Norway’s $810-Billion Sovereign Wealth Fund Warns of Stock Market Correction
October 25, 2013 Leave a comment
Norway’s Sovereign Wealth Fund Warns of Stock Market Correction
Norway’s sovereign wealth fund, the world’s largest, warned that stock market gains may reverse as Europe’s biggest equity investor said it won’t use new inflows to buy more shares. “Our share in the stock market has been stable or falling even though markets are rising, and that means in practice that we’re not using inflows to buy stocks,” Yngve Slyngstad, chief executive officer of Norges Bank Investment Management, said at a press conference today in Oslo. The fund is preparing for a “correction” in stock prices, he said.The warning follows a surge in stock values that added 7.6 percent to the fund’s equity portfolio last quarter. The $810 billion Government Pension Fund Global, the official name, returned 5 percent in the third quarter, representing a 228 billion kroner ($39 billion) gain, it said today. Bond investments climbed 0.3 percent and real estate holdings returned 4.1 percent, it said.
“Stock market returns in the third quarter where driven mainly by continued economic recovery in developed markets,” Slyngstad said. “The negative trend in emerging markets continued into the quarter, but high economy activity in China led to a rebound toward the end of the period.”
U.S. Fallout
Stocks rallied in the third quarter as the U.S. Federal Reserve unexpectedly refrained from ending its $85 billion-a-month quantitative-easing program last month. Growth forecasts for China, the world’s second-biggest economy, also improved, propelling equities globally. The MSCI World Index of stocks gained 7.7 percent in the quarter, paring some gains late last month as concern grew over a U.S. government shutdown.
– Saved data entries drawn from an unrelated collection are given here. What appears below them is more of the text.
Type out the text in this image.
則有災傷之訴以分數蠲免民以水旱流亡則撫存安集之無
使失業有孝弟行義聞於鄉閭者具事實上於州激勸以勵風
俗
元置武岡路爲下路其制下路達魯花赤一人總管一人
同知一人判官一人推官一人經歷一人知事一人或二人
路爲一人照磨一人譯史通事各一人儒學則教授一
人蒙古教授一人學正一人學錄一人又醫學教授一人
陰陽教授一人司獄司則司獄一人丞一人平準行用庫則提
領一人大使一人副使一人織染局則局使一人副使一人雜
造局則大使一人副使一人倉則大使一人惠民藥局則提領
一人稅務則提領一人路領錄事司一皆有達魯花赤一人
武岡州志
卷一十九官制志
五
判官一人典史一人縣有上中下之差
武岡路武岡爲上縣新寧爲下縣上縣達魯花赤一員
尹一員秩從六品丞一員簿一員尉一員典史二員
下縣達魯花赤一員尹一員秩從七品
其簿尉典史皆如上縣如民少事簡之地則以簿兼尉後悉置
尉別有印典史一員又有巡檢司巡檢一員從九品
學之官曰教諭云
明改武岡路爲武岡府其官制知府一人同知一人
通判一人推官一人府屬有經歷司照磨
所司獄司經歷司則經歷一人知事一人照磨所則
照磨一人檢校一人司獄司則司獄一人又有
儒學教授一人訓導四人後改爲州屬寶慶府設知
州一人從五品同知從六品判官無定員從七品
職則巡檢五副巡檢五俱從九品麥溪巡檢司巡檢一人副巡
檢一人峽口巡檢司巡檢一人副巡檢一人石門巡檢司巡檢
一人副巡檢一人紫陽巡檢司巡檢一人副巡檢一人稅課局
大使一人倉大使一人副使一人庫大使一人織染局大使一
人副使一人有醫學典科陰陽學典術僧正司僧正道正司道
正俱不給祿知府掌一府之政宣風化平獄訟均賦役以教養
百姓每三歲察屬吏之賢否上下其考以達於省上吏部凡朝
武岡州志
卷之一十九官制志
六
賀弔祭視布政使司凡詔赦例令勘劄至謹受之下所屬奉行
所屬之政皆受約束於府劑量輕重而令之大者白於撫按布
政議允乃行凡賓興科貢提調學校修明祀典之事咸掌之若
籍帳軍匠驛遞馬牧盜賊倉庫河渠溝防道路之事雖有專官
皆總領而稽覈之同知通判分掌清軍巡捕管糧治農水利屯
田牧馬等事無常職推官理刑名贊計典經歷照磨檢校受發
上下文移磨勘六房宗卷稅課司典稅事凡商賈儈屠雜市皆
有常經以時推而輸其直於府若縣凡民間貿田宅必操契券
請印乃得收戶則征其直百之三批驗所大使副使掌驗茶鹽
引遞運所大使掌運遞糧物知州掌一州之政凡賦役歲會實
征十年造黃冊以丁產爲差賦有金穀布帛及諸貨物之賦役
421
Norway’s wealth fund, which gets its guidelines from the government, held 63.6 percent in stocks at the end of September, up from 63.4 percent in the second quarter. Bond holdings slid to 35.5 percent from 35.7 percent while real estate accounted for 0.9 percent. The fund is mandated to hold 60 percent in stocks, 35 percent in bonds and is building up to 5 percent in real estate, while allowing for fluctuations. It mostly follows global indexes and has some leeway to stray from those benchmarks.
The investor, which posted its second-best year in 2012, is undergoing a shift in strategy to capture more global growth. That’s involved moving investments away from Europe as emerging markets in Asia and South American make up a bigger share of the world economy. The fund has weighted its bond portfolio according to gross domestic product, after shifting away from a market weighting to avoid nations with growing debt burdens.
Largest Holdings
Its largest stock holding at the end of the quarter was Nestle SA (NESN), at a value of 38.5 billion kroner. The biggest bond holding was in U.S. Treasuries, at a value of 344 billion kroner, followed by Japanese and German government bonds.
Mexico rose to fifth place in the fund’s bond holdings, while Brazil and South Korea joined the top 10, at the expense of France and Canada.
Norway generates money for the fund from taxes on oil and gas, ownership of petroleum fields and dividends from its 67 percent stake in Statoil ASA, the country’s largest energy company. Norway is western Europe’s largest oil and gas producer. The fund, which had an average holding of 1.2 percent of the world’s listed companies at the end of 2012, invests abroad to avoid stoking domestic inflation.
Prime Minister Erna Solberg, whose government took power this month, said before the election she would consider splitting the fund into smaller units.
The government deposited 58 billion kroner of petroleum revenue into the fund in the quarter. The return beat the benchmark set by the Finance Ministry by 0.1 percentage point.
The investor got its first capital infusion in 1996 and has been taking on more risk as it expands globally. It first added stocks in 1998, emerging markets in 2000 and real estate in 2011 to boost returns and safeguard wealth.